Democrats paid little attention to Texas in 2020, with the Biden team sensibly focusing their strategy around the midwestern “blue wall” states. Texas hasn’t gone blue since Carter in 1976 yet Democrats have been increasingly buoyant about their chances over the last few election cycles. Beto O’Rourke offered a strong challenge to Ted Cruz for his Senate seat in 2018 but the Democrats never capitalised on that momentum. Democrats still need to learn to win in Texas, especially in Latino communities, as a post-election piece by Jack Herrera, from Politico, made clear. In “Trump Didn’t Win the Latino Vote in Texas. He Won the Tejano Vote”, Herrera offered an ominous warning. “If the Democratic Party’s 2020 postmortem for Texas—indeed, for the whole nation—goes only as far as to try to increase their appeal to “Latinos” as an undifferentiated bloc, they’re going to experience even harsher losses in the next election.”
The lesson of that article is about Democrat complacency yet the same might be said of Republicans who can also treat their vote in equally naïve terms. House Minority Leader, Kevin McCarthy, defended Rick Perry’s remarks linking freedom to the energy supply by claiming he was speaking “‘partly rhetorically”, but, as H.L. Mencken quipped, “One horse-laugh is worth ten-thousand syllogisms.”
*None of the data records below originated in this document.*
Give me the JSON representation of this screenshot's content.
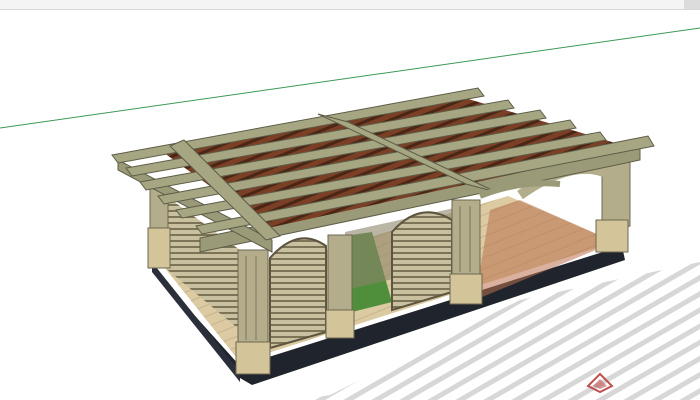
{
  "viewport": {
    "model": "pergola",
    "background": "#ffffff",
    "axis_color": "#3a9a55",
    "roof_color": "#7a3f24",
    "beam_color": "#9a9a78",
    "column_color": "#b3ad8c",
    "floor_color": "#d9c9a3",
    "lawn_color": "#4f8f3c",
    "base_color": "#20242d",
    "logo_color": "#c0504d"
  },
  "icons": {
    "logo": "watermark-logo"
  }
}
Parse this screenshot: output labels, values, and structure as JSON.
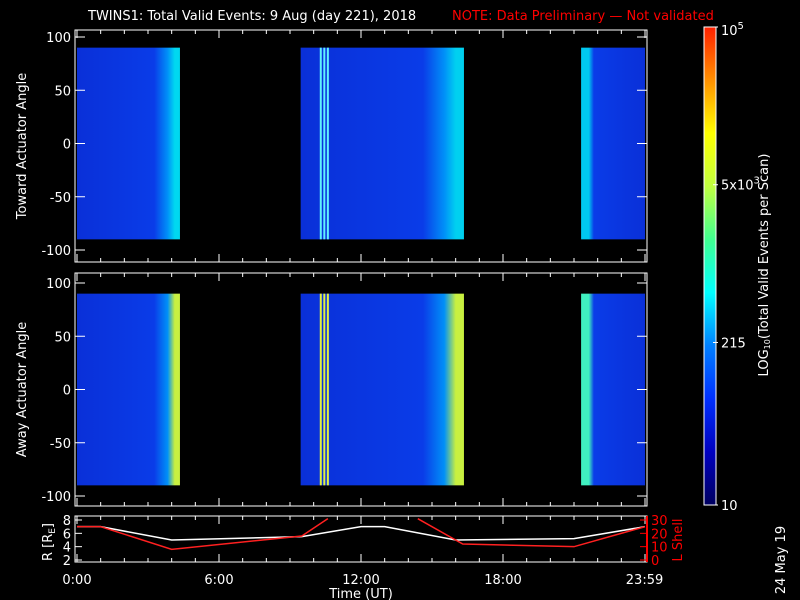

So too is a night spent in the cold or without running water. The experiences of this winter will be frozen in the psyches of many Texans exposed to the reality of what happens when ideology is left to drift towards ideological extremes. Republicans advocating (one might almost say fetishising) hugely unregulated markets and impractically small government face the prospect of speaking to an electorate who understand what life is like when risks are stacked against them in the name of reward and when government is diminished beyond reason in the name of freedom.
Texas is facing precisely the kind of challenge that Republicans under Trump proved so poor at resolving; the problem-solving practicality that was central to Joe Biden’s “Build Back Better” campaign. If there was ever a case for investing in new infrastructure, retooling around greener energy, then this it. If the new President can be seen getting the pandemic under control, directing money into the pockets of average Americans, and establishing a tone of competence about the federal government, then Republicans should begin to fear the midterms as the next of many cold winters, where even the hot rhetoric of a resurgent Donald Trump will fail to keep them warm.